Vandi membuka mata ketika mendengar suara keras dari orang-orang di dalam rumah. Ditambah derum motor yang sebentar bunyi sebentar mati, membuatnya segera berjingkat dari atas kasur.
Tampak Rosnah kebingungan memegangi motornya yang ngadat. Abahnya hanya memandanginya dengan terbengong bego.
“Rosnah tidak bisa kerja, Bah. Motornya macet,” keluh Rosnah. Keringat keluar dari sekitar wajahnya.
“Bensinnya habis mungkin.”
“Baru kemarin Rosnah isi bensinnya, masa sudah habis? Biasanya motor ini paling irit.”

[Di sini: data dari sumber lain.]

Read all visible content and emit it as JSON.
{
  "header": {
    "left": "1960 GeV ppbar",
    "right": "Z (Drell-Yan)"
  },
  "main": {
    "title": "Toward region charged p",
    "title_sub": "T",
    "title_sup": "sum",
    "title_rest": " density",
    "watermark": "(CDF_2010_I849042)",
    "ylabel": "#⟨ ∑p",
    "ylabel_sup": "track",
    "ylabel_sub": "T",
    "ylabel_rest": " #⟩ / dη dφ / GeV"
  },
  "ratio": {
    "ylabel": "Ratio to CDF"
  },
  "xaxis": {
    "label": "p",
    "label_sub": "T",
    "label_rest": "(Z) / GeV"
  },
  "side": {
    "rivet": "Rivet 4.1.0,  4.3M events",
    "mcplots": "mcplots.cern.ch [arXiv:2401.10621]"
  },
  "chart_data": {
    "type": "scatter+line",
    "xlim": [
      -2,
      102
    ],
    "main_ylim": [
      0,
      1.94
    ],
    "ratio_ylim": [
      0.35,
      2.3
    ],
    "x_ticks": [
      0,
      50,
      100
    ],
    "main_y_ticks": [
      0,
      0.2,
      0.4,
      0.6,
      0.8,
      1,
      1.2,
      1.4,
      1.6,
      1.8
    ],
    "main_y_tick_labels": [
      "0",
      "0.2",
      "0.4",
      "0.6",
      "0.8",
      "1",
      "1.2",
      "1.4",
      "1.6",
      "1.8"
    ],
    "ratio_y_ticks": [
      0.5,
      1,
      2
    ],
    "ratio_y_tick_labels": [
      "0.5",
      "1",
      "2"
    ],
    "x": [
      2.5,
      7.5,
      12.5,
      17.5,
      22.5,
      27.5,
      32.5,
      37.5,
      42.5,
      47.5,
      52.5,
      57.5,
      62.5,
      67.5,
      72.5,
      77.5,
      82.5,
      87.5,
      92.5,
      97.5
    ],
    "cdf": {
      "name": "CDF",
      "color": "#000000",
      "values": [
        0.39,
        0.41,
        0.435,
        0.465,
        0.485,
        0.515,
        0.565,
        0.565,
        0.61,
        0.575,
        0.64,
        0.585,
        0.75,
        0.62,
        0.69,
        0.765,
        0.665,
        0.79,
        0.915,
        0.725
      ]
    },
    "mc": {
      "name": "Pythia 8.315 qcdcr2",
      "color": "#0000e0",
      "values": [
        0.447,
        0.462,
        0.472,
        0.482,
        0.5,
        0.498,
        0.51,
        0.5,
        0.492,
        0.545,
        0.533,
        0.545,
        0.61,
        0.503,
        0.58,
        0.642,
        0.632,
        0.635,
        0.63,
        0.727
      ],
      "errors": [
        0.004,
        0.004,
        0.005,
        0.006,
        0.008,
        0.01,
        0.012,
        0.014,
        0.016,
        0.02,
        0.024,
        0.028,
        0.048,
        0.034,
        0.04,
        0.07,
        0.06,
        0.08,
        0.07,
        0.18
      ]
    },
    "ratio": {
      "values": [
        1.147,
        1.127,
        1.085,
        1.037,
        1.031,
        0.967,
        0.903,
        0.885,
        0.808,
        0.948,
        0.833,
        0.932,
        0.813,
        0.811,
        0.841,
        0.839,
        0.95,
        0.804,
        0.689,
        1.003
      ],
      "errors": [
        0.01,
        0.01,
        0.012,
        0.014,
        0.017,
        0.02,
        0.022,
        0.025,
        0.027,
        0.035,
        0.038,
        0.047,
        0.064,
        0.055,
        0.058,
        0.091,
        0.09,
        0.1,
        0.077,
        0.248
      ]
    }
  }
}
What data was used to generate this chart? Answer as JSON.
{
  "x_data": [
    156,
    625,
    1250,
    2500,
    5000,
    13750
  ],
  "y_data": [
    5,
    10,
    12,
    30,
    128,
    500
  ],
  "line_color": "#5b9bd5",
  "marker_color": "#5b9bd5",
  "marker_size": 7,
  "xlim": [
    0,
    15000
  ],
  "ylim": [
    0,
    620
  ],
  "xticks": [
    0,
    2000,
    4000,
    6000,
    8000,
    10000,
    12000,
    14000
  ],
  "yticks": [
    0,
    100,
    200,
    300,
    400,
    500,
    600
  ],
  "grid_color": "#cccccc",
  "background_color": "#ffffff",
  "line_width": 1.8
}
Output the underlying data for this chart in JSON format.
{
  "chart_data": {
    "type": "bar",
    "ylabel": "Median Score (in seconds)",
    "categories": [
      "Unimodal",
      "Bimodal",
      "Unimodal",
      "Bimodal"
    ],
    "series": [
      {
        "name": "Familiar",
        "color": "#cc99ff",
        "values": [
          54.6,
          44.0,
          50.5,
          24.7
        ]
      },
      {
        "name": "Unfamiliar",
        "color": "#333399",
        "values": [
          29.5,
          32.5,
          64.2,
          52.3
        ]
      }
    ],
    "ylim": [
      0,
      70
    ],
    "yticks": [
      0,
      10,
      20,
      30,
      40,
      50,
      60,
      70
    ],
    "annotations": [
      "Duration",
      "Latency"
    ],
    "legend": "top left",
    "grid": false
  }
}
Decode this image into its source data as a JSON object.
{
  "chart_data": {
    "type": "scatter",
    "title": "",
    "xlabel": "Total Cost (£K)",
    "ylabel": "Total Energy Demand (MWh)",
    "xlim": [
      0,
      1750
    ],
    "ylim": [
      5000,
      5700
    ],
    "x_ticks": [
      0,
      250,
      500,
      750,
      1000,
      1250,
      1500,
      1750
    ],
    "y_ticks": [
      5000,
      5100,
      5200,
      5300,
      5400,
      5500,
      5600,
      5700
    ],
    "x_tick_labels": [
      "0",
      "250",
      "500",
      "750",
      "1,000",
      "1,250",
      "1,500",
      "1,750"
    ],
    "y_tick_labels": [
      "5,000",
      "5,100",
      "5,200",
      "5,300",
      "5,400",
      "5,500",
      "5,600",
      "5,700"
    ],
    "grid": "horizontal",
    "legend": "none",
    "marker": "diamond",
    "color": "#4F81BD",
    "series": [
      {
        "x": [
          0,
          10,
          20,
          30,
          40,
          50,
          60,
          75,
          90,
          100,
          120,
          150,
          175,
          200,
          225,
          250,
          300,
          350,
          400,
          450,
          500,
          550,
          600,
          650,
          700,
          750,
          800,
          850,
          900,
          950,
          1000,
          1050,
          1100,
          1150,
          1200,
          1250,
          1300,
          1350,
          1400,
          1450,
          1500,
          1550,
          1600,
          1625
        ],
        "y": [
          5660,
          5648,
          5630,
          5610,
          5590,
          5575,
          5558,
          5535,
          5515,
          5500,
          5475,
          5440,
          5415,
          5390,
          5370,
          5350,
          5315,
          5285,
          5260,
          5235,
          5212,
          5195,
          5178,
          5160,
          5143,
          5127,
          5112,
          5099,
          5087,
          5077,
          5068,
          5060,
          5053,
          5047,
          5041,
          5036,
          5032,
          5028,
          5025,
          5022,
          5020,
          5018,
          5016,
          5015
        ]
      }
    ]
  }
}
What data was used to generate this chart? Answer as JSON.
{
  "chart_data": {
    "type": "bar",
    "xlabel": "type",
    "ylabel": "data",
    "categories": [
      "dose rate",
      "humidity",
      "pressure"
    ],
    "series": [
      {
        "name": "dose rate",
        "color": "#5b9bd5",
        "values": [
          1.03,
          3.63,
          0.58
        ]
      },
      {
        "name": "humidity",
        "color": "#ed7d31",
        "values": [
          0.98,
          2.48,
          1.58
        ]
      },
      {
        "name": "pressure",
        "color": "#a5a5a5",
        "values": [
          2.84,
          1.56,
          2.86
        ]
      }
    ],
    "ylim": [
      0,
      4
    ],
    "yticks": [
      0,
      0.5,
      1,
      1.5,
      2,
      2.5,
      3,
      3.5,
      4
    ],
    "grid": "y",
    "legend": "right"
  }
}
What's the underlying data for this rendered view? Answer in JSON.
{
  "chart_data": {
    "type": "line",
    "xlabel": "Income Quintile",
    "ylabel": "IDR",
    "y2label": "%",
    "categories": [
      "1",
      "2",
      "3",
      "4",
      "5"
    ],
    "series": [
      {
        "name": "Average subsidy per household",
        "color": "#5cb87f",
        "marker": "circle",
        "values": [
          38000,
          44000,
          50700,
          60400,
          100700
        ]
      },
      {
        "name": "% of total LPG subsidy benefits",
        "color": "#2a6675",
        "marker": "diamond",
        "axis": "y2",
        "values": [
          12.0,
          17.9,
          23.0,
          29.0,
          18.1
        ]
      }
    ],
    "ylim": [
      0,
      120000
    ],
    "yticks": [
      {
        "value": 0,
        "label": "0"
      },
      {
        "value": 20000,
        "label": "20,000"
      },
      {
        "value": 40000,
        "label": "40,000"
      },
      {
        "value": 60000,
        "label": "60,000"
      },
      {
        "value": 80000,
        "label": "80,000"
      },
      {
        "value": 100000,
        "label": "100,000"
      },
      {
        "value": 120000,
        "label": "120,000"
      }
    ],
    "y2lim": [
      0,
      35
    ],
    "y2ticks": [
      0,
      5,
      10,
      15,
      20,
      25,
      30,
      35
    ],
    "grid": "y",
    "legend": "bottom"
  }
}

“Motornya rusak ya, Ros?” tanya Vandi.
Tidak ada jawaban. Tapi Vandi sudah paham apa yang terjadi.
“Kalau begitu saya antar kamu pakai mobil. Sekalian saya cetak foto,” kata Vandi. “Tunggu ya, saya mandi dulu.” Vandi cepat-cepat melesat ke kamar mandi tanpa menunggu jawaban Rosnah.
Setengah jam kemudian Vandi sudah muncul dengan berpakaian rapi. Ia mengajak Rosnah memasuki mobilnya. Gadis itu menurut saja.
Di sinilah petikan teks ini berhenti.